Sustainable development - a policy term defined by the UN to encompassing natural, economic and social development.
‘The principal defect of the industrial way of life with its ethos of expansion is that it is not sustainable’ (The Ecologist, 1972). The discourse of sustainable development since the 1980’s has almost completely co-opted the terminology of ecological sustainability and social justice, and positioned the environment as a ‘natural capital’, a resource to be traded and exploited, or ‘ecological services’, a filter or sink for industrial waste.
(see Sharon Beder, The Hidden Messages Within Sustainable Development, Social Alternatives, vol.13, no. 2, July 1994, pp. 8-12)
Ecology - concerned with interrelated systems in such a way that economic structures, social realities and natural systems are inseparable. Profoundly cultural in its conception as explored in Guattari's theory of 'Ecosophy' which requires societal, psychological and natural spheres to be combined in order to find meaningful contexts and hence admits critiques of existing cultural frameworks such as 'progress' or the separation of 'man' and 'nature'.

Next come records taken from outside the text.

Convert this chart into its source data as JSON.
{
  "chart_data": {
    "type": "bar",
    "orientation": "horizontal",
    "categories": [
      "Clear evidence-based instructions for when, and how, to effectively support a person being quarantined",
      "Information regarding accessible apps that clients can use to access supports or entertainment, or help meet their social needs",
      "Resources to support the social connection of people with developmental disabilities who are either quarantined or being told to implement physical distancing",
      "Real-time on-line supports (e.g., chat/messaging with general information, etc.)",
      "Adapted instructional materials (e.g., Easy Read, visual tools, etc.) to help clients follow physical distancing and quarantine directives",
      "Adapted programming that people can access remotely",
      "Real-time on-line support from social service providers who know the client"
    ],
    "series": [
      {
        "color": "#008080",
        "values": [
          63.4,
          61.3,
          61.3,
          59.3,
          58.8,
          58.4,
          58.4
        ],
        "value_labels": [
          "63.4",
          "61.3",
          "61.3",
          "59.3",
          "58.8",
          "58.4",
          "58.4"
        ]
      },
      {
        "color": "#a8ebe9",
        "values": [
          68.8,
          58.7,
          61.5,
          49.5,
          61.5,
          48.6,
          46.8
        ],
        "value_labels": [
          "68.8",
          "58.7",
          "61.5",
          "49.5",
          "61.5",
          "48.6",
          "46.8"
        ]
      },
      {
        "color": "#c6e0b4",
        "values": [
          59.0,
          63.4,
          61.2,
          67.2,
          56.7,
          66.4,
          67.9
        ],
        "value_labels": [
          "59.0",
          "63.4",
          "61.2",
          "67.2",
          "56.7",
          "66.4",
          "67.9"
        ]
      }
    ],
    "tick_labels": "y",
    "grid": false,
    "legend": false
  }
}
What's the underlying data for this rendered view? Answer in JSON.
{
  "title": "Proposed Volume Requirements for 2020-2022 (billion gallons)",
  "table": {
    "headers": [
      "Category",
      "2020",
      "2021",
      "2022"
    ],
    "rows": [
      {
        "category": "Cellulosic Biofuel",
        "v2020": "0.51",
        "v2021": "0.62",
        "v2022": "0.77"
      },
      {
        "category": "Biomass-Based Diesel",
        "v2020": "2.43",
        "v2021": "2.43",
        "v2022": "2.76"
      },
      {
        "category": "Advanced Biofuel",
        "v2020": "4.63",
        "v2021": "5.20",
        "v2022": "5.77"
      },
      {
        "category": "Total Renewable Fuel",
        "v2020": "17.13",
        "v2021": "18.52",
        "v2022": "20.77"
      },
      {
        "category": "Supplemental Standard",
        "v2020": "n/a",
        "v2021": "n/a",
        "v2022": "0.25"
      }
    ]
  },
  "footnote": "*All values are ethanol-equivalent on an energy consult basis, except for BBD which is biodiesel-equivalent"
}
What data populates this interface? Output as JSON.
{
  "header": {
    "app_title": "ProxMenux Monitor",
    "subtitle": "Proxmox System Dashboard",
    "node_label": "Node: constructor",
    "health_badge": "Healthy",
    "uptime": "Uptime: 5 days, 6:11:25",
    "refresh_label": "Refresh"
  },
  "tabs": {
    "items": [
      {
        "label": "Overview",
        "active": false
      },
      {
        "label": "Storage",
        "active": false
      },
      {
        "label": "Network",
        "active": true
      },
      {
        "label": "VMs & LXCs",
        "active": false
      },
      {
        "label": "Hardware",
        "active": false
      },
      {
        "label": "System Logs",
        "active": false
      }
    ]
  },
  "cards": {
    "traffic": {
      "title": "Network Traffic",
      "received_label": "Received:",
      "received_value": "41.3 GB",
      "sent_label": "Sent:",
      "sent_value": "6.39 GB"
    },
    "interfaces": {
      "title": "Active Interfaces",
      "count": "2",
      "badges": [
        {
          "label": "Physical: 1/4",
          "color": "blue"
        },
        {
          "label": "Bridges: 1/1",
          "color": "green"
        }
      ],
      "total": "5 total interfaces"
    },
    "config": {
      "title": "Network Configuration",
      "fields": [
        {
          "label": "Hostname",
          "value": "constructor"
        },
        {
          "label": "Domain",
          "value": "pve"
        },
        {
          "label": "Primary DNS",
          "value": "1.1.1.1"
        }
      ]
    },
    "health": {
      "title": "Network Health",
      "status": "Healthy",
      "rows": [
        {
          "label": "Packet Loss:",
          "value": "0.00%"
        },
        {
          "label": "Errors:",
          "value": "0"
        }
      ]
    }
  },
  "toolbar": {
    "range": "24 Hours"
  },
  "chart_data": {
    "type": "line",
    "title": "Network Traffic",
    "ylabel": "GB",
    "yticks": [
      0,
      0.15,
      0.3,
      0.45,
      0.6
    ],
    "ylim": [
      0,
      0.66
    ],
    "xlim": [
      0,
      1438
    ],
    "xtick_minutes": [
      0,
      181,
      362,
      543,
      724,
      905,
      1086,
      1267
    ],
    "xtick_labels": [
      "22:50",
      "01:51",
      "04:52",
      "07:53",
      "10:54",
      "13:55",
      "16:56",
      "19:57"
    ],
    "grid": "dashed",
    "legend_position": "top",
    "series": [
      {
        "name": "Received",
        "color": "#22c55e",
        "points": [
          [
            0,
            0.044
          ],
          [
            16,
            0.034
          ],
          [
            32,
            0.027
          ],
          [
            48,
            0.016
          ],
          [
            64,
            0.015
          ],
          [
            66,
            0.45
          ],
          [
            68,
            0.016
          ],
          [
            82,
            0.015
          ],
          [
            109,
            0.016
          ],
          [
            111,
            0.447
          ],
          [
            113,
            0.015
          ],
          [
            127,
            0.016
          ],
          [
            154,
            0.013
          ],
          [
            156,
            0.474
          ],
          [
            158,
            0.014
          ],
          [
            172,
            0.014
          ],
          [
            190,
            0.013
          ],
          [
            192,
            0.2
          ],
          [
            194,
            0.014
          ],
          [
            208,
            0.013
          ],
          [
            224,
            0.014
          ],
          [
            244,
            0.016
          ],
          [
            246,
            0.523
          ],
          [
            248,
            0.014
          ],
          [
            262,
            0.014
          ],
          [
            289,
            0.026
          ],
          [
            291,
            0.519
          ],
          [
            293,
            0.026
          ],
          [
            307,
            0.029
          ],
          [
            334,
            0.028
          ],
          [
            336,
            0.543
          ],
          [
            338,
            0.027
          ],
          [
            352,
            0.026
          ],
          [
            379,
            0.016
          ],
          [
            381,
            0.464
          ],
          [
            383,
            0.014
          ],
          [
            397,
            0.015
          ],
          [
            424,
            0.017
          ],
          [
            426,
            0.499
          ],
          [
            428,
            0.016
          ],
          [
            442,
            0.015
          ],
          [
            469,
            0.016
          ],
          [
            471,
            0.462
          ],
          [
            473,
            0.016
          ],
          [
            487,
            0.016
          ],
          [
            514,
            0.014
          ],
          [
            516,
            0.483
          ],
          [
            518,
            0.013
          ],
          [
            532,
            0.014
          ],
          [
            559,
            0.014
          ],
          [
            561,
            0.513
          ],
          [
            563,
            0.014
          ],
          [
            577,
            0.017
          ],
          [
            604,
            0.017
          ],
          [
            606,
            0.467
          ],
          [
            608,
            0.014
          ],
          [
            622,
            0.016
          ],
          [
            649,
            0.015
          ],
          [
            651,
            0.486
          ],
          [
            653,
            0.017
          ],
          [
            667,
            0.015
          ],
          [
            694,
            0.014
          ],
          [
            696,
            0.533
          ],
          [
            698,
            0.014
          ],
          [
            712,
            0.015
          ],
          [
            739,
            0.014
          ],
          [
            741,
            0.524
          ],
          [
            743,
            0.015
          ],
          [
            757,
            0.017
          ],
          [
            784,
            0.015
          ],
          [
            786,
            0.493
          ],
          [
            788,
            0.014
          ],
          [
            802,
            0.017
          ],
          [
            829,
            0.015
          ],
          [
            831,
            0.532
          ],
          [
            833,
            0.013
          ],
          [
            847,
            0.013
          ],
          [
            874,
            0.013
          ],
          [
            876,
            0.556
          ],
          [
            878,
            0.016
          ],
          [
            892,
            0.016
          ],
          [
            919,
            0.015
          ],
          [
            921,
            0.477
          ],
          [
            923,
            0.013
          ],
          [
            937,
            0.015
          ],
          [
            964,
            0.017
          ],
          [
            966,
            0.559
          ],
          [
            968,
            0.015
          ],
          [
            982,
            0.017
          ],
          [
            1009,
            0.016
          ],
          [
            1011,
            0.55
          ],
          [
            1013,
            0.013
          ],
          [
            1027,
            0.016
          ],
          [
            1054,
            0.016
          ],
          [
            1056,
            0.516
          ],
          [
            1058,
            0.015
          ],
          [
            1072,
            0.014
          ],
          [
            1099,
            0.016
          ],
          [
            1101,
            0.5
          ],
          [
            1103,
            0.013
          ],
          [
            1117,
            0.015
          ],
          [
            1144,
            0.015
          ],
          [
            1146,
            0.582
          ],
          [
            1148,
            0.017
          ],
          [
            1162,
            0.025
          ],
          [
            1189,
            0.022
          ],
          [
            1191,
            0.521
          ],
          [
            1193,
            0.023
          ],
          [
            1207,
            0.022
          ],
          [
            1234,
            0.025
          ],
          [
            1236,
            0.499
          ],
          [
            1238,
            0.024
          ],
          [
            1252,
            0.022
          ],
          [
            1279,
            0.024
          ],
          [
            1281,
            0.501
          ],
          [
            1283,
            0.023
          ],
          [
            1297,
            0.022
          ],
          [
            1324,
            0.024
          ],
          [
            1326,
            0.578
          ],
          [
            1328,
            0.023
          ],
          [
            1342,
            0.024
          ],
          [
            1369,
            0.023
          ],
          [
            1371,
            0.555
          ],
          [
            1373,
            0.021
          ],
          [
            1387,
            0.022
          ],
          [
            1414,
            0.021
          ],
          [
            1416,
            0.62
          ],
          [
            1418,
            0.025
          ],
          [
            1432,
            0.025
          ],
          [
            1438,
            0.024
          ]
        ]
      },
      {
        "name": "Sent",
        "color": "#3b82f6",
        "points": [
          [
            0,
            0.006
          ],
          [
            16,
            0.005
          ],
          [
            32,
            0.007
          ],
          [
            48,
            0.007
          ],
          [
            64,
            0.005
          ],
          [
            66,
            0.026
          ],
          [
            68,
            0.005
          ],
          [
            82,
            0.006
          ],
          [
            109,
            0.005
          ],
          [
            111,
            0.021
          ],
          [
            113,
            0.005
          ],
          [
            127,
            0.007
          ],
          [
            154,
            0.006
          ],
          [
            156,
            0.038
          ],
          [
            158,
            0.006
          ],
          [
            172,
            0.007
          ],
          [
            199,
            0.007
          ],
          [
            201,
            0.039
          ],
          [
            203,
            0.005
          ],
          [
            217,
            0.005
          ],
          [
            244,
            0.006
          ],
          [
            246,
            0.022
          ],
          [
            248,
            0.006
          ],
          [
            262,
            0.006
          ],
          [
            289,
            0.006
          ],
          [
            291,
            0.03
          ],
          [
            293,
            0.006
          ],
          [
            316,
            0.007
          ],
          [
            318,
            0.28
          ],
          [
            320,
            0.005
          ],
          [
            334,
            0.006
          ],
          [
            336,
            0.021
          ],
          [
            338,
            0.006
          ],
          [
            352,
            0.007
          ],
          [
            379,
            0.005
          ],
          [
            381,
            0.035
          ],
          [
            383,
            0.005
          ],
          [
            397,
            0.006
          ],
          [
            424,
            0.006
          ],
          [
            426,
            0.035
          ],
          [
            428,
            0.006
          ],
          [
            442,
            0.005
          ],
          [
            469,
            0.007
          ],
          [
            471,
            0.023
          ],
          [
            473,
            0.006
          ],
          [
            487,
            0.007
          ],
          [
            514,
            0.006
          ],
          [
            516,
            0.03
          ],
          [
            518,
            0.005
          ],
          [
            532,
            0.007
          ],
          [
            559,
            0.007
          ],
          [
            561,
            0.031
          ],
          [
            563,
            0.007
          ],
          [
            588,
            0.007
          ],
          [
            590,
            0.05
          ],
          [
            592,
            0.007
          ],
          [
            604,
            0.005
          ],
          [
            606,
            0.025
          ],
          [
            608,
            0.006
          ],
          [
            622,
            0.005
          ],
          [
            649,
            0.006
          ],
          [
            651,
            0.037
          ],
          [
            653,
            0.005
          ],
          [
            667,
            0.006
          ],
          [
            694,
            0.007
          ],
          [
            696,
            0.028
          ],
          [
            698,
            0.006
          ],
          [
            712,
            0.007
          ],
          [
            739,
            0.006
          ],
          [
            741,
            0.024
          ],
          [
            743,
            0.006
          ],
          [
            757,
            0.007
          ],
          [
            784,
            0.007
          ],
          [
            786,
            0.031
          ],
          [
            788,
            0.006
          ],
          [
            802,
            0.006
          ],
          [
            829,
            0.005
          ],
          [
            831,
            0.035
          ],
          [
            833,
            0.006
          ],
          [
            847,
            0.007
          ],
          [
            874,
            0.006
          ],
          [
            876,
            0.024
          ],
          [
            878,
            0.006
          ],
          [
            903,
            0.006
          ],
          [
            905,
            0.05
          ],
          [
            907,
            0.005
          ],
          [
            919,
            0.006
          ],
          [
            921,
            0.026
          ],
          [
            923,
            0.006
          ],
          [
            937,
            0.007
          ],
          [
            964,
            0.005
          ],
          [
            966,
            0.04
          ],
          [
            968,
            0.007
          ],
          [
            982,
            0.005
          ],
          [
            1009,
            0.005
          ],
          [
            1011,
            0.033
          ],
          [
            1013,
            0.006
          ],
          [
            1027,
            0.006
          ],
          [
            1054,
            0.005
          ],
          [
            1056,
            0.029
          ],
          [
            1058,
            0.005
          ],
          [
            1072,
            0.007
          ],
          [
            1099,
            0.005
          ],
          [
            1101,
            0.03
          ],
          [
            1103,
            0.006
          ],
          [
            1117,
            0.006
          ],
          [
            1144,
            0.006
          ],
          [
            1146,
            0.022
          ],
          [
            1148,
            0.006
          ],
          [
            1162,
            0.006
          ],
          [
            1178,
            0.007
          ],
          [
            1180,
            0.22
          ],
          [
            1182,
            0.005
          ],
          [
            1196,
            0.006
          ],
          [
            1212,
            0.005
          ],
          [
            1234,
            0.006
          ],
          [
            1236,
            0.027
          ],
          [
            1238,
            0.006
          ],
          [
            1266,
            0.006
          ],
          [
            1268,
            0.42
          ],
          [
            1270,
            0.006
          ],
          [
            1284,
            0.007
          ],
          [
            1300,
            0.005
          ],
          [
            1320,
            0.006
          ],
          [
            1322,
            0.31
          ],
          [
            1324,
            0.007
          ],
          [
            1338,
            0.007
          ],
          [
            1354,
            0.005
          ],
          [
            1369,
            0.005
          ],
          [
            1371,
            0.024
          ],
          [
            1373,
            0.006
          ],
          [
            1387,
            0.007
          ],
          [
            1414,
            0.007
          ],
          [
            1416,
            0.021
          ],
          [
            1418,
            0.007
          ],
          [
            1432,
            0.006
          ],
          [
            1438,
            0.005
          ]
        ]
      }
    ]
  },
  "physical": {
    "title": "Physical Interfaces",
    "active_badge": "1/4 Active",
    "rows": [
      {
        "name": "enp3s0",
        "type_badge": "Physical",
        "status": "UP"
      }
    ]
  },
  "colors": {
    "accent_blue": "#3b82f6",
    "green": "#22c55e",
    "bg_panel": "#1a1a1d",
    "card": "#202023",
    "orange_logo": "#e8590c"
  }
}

ResilienceIn developments intended to sustain the accelerating consumption of finite resources, globalized industrial consumer culture has entered a late phase of energy intensity, hypercomplexity and interconnectedness. These factors delay but worsen the problems they seek to avoid. Against this paradigm, moves to prepare communities for sudden unpredictable change such as crises in systems of finance or governance, or breakdowns in the supply of food and water, are associated with the idea of building ‘Resilience’.